SMETTERE DI FINGERE

La Bomba, la Santa Pace e la Poesia

Proprio non so quanto sia terribile
la MortePerBomba
Posso solo immaginarlo


Centinaia e centinaia
Un precipitare di umanità
Tacchi alti piegati
Capelli spinti indietro
Giovani che dimenticano i pettini
Signore che non sanno cosa fare
delle borse della spesa


Versi tratti dalla poesia Bomb di Gregory Corso

Questi in ordine sparso sono alcuni versi della celebre Bomb, la poesia di Gregory Corso stampata originariamente con una futurista forma di fungo atomico e diventata in breve tempo uno dei manifesti della beat generation. Di chiare origini italiane, il poeta è sepolto nel cimitero acattolico di Roma accanto alla tomba di Shelley. E se state cercando un luogo in cui passeggiare in santa pace nel bel mezzo del caos capitolino, questo è proprio il cimitero degli artisti e dei poeti, incastonato in uno splendido giardino di fianco la Piramide.

Passeggiare in santa pace. Ma cos’è oggi la pace? E dove regna? Dall’Afghanistan alla Libia, dal Myanmar alla Palestina o alla Nigeria, sono ben 59 le guerre in corso e l’invasione russa in Ucraina è solo l’ultima di un lungo, drammatico, cruento, feroce, devastante elenco. L’intera umanità è a rischio e con essa le sorti del pianeta e pare che non ce ne importi più di tanto. Rimanendo nell’ambito della cultura beat e underground, Dylan canta agli inizi degli anni Sessanta del secolo scorso che i tempi stanno cambiando. Oggi più che mai possiamo dire che, nell’indifferenza più assoluta, stanno cambiando in peggio. Negli anni Sessanta i movimenti pacifisti e le manifestazioni per la pace contro il rischio di una guerra atomica prima e contro la guerra in Vietnam poi, sono protagonisti del vivere quotidiano: raduni oceanici, musica, happening, parole e proteste si diffondono in tutto il mondo occidentale. E in parte ne cambiano il volto. Oggi sembriamo narcotizzati nella nostra bolla digitale, felici di seguire a milioni il funerale della Regina, incapaci di reagire assuefatti come siamo dalla massa d’informazioni che ci investe ogni giorno. Del pericolo che Putin spinga il bottone rosso o di un colpo di mortaio sparato per sbaglio nei presi di Zaporizhzhia poco ci interessa. Del resto Chernobyl non è una delle serie TV che più ci ha entusiasmato? Ci piace fingere e, in caso, girarci dall’altra parte. Ma come spiegare il nostro silenzio? Forse in un unico modo: il mondo è di una tale angoscia, tra ghiacciai che si sciolgono e bollette supersoniche, che prenderne coscienza è troppo deprimente.

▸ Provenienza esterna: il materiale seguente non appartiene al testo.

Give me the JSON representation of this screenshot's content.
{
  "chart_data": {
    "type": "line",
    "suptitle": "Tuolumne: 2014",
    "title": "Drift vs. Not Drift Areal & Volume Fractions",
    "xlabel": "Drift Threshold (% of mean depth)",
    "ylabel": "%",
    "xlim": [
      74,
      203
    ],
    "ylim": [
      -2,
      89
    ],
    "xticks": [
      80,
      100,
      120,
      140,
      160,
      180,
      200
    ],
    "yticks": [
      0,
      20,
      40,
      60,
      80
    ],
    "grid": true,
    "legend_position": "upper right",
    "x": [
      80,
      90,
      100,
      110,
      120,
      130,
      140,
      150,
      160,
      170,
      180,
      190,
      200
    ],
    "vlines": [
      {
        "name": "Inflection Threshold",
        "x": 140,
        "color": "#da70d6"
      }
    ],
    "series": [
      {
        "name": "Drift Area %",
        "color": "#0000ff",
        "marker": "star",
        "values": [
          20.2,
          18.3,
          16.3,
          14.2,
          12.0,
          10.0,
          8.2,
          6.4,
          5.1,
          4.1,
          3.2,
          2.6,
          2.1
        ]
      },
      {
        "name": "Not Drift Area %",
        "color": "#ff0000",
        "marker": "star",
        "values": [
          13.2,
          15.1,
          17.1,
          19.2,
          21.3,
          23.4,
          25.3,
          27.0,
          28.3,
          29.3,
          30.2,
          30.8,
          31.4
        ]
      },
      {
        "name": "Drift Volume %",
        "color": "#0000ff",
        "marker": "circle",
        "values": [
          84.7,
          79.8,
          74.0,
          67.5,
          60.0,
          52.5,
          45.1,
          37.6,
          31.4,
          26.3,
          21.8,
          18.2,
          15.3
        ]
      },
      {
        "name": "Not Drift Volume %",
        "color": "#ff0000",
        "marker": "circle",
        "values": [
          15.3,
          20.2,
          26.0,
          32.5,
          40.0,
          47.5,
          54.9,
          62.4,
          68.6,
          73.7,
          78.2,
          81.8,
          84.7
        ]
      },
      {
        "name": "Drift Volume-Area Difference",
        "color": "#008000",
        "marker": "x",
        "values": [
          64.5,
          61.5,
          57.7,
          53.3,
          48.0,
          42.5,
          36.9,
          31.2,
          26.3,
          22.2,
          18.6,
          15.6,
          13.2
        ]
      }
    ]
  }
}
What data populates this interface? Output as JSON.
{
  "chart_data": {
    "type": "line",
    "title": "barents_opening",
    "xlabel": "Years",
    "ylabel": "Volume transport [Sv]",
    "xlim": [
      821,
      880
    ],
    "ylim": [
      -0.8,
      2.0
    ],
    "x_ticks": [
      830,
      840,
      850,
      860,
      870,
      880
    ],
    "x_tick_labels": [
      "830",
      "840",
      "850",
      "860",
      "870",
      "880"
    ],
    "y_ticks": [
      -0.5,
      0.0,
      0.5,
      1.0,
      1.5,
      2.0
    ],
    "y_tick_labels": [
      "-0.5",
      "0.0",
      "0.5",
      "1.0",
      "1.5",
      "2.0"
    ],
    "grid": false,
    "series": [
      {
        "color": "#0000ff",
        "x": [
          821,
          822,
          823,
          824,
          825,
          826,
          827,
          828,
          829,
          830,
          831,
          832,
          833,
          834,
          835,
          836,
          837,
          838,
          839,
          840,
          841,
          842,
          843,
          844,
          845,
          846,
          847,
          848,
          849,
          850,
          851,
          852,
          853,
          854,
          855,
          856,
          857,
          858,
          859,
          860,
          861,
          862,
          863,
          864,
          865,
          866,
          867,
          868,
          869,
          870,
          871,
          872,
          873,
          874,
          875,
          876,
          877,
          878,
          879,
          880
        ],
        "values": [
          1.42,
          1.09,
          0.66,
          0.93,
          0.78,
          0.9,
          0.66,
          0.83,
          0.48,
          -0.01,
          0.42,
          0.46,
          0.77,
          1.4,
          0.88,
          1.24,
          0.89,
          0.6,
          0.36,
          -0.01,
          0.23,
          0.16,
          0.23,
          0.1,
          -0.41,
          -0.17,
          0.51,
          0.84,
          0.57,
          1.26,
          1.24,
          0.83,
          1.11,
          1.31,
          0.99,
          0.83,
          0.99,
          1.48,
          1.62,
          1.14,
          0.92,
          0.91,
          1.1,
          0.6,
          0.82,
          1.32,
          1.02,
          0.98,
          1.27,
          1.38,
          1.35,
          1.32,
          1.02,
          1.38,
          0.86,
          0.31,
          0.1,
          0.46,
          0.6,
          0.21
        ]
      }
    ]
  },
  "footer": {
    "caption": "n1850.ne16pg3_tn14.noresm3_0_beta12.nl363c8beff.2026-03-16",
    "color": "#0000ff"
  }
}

Siamo così abituati alle brutte notizie che di fronte all’imminenza di una catastrofe nucleare rimaniamo immobili. Tanto fra poco iniziano i mondiali, e chissene importa se sono stati svenduti agli sceicchi, con i soldi tutto si può comprare e mettere a tacere. Il numero degli schiavi uccisi per questo bel giocattolo in mondo visione è impressionante. Ma che bello giocare in autunno. E dimenticare e fingere che tutto vada per il meglio. Allora torniamo da dove siamo partiti, con il nostro amico Gregory e la sua idea di paradiso che condividiamo: “A volte l’inferno è un buon posto, se serve a dimostrare con la sua esistenza che deve esistere anche il suo contrario, cioè il paradiso. E cos’è questo paradiso? La poesia.” Poeti di tutto il mondo, unitevi!